What do we do with our times of waiting when we have a challenging decision to make? Do we worry in fear, jump to conclusions, get angry, become cynical or fall into self-pity? Isn’t it true that the real test of a person’s courage is found when they wrestle with the inner trials that come their way, staying true to their beliefs when no one is looking or when they find themselves standing alone? Joseph is our model in challenging times such as these. He teaches us to behold the Lord.
One spiritual practice that I learned during a 30-day Ignatian retreat involves allowing God to behold me and then for me to behold God. In this prayer you first ask that God see you, hear you and know your feelings. Allow God to behold you with love and honor. Then, as God beholds you, your prayer is to be given the grace to behold God and follow God’s will; to see God, to hear God, to know the heart of God. This is something Joseph did very well.
Pope Francis began his papacy reflecting on the life of St. Joseph. He said, “As the spouse of Mary, Joseph is at her side in good times and bad, on the journey to Bethlehem for the census and in the anxious and joyful hours when she gave birth; amid the drama of the flight into Egypt and during the frantic search for their child in the Temple; and later in the day-to-day life of the home of Nazareth, in the workshop where he taught his trade to Jesus.” Joseph had every right to question or desire further information along the way, but he didn’t pressure God for anything more. The angel’s message was enough; his heart was set on doing God’s will no matter what that would cost him.

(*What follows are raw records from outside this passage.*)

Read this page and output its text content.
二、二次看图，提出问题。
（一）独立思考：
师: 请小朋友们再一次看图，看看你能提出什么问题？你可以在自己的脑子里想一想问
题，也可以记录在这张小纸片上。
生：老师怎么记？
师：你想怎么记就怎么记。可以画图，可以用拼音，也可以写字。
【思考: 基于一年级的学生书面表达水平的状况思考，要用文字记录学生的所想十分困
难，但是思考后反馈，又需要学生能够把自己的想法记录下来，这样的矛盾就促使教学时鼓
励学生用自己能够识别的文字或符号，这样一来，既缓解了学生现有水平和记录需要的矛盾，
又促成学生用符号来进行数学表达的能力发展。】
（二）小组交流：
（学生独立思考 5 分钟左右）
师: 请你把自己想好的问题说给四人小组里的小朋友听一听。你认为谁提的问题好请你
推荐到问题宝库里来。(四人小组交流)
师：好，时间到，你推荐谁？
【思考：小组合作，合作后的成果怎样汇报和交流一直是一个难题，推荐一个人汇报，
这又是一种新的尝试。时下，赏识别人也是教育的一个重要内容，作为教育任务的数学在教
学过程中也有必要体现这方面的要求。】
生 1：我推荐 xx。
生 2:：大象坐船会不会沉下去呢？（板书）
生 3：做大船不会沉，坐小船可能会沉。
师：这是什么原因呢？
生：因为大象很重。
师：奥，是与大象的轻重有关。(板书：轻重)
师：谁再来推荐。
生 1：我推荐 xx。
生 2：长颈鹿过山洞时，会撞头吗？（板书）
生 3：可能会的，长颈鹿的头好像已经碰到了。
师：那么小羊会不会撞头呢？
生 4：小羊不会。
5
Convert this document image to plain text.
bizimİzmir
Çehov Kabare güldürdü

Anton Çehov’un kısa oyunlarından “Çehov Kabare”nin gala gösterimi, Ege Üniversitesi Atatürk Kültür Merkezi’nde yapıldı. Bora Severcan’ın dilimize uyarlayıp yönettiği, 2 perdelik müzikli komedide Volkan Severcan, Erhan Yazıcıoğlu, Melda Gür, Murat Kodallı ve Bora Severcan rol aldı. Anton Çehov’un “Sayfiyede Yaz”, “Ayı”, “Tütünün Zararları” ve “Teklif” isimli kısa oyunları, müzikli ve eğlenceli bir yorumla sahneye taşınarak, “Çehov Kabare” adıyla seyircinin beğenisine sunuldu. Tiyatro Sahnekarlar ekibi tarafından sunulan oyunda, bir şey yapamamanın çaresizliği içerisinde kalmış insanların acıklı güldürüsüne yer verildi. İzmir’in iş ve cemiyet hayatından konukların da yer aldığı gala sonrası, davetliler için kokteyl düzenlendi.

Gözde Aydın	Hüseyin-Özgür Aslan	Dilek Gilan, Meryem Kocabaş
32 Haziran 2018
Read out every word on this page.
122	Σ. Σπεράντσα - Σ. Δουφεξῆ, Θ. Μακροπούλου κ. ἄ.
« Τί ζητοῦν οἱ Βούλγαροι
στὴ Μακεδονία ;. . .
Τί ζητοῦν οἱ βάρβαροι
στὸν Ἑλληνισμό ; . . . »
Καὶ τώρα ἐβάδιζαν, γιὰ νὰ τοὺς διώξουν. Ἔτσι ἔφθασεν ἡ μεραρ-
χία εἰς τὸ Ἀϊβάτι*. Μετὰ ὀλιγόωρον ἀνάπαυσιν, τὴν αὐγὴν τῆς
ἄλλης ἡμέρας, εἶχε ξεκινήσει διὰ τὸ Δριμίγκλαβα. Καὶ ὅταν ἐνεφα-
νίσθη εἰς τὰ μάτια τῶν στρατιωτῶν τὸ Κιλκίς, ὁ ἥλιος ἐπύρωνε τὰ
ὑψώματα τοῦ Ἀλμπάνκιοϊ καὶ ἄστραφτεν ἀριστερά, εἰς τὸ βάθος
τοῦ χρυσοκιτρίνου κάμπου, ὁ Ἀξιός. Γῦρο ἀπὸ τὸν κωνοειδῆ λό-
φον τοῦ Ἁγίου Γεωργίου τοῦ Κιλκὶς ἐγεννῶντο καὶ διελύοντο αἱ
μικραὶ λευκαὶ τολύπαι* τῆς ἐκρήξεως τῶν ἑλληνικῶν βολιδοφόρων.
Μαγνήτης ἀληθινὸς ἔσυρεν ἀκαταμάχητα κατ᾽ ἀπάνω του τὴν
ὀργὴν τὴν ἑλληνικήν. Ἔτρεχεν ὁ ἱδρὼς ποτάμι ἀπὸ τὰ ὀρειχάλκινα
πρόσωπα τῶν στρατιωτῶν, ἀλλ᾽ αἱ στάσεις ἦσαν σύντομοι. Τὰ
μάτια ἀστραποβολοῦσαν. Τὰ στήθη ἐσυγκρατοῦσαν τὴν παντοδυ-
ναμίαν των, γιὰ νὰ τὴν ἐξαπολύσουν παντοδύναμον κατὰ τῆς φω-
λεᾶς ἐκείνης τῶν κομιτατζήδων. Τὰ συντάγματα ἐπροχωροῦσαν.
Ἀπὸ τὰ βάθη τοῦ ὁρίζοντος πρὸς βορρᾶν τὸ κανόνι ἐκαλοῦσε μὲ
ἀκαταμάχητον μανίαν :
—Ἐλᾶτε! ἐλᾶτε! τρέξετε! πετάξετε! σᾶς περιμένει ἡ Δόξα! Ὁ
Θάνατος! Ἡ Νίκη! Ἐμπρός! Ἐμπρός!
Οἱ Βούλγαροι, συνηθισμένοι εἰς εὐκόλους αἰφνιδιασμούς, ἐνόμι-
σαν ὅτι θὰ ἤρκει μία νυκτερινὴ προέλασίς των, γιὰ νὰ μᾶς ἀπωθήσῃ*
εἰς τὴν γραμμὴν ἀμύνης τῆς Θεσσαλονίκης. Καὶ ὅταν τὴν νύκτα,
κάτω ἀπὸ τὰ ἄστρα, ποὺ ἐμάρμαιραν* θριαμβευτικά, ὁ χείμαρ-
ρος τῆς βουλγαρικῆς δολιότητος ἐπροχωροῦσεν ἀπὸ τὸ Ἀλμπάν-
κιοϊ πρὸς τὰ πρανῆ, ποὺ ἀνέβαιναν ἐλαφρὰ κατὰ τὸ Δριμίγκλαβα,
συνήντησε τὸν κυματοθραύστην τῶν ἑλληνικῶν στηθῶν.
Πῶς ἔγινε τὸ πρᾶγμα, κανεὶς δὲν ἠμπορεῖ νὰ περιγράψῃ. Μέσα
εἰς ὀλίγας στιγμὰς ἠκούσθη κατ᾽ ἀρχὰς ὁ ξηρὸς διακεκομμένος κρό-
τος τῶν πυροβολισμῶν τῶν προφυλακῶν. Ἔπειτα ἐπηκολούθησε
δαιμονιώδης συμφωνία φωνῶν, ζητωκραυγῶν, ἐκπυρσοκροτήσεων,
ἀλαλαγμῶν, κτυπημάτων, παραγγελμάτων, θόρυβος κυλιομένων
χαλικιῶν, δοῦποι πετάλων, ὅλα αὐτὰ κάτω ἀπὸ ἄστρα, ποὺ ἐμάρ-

Acting in faith is the underlying message of Christmas. Our role models are Mary and Joseph, whose yes to God is unique to each. Mary’s yes is found in accepting God’s will that she would give birth to the Messiah, the Son of God. Joseph uses no words but willingly follows God’s command “to take Mary into his home as his wife.” As a “just man,” Joseph doesn’t doubt what God asks him to do. He obediently follows God’s plan and protects Mary and the child Jesus. This is why Joseph is the patron of the Universal Church, he continues to protect the mystical Body of Christ.
Today, may we follow the example of St. Joseph and pray through his intercession for a greater trust in God’s plan for our salvation and the courage to respond to that plan with the witness of our lives.